Dès lors, David Goodenough ne quittera plus le secteur du jeu vidéo… jusqu’à l’année dernière, où il a pris sa retraite. Son premier projet, il s’en souvient, c’était un jeu de basketball en 2VS2 qui n’a jamais vu le jour. Mais David s’amusait dans cette industrie naissante. “On a fait des choses assez incroyables”, admet-il.

David a vu l’industrie du jeu vidéo évoluer à vitesse grand V. La fin des années 1990 a été synonyme de grands changements “qui [lui] ont presque fait quitter le secteur”, confie-t-il. De petits studios de dix personnes, on est passés à une centaine d’employés pour un même jeu. En cause, l’avènement de la 3D, qui demande des ressources bien plus considérables.

David Goodenough a eu une carrière d’ingénieur software bien remplie, et ce dans de nombreux studios. Il est par exemple passé chez Hidden Path pour travailler sur le portage de Counter-Strike sur PS3. Il a aussi travaillé sur World Series Baseball 2003, qui a été pour lui “probablement le projet le plus intrigant techniquement”.

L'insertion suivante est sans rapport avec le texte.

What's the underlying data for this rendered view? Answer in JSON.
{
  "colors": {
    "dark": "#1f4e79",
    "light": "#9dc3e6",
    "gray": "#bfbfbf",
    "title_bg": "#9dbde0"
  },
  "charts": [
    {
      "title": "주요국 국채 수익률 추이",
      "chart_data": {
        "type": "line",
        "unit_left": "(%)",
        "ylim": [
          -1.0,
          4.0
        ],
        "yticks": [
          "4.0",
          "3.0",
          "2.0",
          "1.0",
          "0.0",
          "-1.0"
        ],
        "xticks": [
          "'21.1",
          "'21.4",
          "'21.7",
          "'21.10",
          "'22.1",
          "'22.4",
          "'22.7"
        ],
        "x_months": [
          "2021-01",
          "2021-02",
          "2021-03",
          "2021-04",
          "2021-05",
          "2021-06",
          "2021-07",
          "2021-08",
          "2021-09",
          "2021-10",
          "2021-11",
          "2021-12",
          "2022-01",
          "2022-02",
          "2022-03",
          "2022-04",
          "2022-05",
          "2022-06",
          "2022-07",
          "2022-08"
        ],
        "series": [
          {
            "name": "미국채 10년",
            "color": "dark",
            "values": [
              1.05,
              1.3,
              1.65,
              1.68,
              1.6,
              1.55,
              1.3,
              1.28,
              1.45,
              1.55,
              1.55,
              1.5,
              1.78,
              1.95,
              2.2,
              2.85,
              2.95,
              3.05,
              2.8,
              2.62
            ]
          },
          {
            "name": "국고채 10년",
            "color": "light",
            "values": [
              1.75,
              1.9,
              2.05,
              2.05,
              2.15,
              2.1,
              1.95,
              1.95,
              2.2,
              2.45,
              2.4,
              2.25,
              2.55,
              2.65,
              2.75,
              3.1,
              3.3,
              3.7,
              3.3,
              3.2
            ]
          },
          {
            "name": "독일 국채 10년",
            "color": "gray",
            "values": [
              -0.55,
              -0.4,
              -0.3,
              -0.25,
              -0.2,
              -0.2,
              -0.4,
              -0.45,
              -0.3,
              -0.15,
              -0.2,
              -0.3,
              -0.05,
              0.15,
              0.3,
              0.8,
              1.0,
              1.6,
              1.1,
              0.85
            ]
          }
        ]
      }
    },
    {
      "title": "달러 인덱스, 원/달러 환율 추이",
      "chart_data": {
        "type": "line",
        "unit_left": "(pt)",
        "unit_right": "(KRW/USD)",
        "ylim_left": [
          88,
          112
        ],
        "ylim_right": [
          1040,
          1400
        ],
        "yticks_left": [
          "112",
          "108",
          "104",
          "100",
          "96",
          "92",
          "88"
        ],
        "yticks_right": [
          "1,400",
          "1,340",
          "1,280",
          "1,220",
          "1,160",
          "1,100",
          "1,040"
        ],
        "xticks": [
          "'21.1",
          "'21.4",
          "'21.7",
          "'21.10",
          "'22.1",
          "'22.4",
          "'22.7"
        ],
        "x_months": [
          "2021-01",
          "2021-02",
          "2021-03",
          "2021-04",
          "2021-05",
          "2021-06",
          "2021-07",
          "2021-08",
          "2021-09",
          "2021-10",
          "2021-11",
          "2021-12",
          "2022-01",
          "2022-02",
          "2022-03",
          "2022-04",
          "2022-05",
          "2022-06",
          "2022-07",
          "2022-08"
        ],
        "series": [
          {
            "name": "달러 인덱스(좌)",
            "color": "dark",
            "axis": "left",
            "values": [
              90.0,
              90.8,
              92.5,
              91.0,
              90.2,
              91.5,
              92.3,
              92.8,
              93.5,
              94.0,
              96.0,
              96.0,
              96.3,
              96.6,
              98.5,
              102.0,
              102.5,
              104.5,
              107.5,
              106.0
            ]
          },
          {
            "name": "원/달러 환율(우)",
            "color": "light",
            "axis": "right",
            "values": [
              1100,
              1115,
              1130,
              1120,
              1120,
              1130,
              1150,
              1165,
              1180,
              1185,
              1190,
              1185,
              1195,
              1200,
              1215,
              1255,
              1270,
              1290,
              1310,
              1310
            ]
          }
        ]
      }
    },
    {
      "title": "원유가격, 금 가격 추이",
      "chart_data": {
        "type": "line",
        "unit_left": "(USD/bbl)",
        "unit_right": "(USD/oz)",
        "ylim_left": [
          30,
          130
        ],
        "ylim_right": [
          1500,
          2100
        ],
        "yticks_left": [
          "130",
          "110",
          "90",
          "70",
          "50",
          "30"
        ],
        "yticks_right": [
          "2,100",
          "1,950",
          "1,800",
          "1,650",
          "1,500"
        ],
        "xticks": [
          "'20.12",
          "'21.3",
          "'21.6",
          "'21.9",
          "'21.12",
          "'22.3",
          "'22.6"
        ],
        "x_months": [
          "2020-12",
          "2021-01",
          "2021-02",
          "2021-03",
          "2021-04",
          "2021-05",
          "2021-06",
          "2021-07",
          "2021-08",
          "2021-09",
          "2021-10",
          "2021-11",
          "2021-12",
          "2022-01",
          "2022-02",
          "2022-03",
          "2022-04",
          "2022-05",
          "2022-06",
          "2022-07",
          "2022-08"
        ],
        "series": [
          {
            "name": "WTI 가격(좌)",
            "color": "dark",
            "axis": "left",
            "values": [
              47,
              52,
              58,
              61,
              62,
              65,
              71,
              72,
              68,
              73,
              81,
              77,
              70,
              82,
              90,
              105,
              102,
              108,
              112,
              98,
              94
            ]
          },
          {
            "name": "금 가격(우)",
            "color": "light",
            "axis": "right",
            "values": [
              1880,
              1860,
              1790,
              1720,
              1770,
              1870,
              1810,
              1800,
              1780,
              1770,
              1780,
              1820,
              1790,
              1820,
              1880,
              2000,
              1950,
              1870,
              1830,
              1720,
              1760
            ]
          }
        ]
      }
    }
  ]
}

Sa plus grande fierté ? Probablement City of Heroes, un MMORPG sur lequel il a passé deux ou trois ans. Il appréciait le jeu car il y jouait aussi, et craignait même qu’on apprenne dans sa guilde qu’il faisait partie de l’équipe de développement. “Malheureusement, le jeu s’est arrêté en 2012, il me manque toujours un peu”, avoue-t-il, nostalgique.

“J’ai laissé un Easter egg dans X-Perts pour me moquer de Sega”

Que s’est-il passé durant le développement de X-Perts, le jeu vivement critiqué par le Joueur du Grenier dans sa vidéo dédiée ? David a regardé partiellement la vidéo que je lui ai envoyée, sous-titrée en anglais. Il a bien sûr rapidement compris l’aspect humoristique du JDG et admet que plusieurs points de critique sont plutôt bien vus.

David Goodenough se souvient bien qu’à cette époque, en 1996, la Mega Drive était déjà en fin de vie. Beaucoup d’investissements avaient été mis dans le rendu 3D des personnages malgré une faible équipe dédiée. “Nous n’étions pas assez nombreux pour l’étendue de travail que ça demandait !”, se souvient-il.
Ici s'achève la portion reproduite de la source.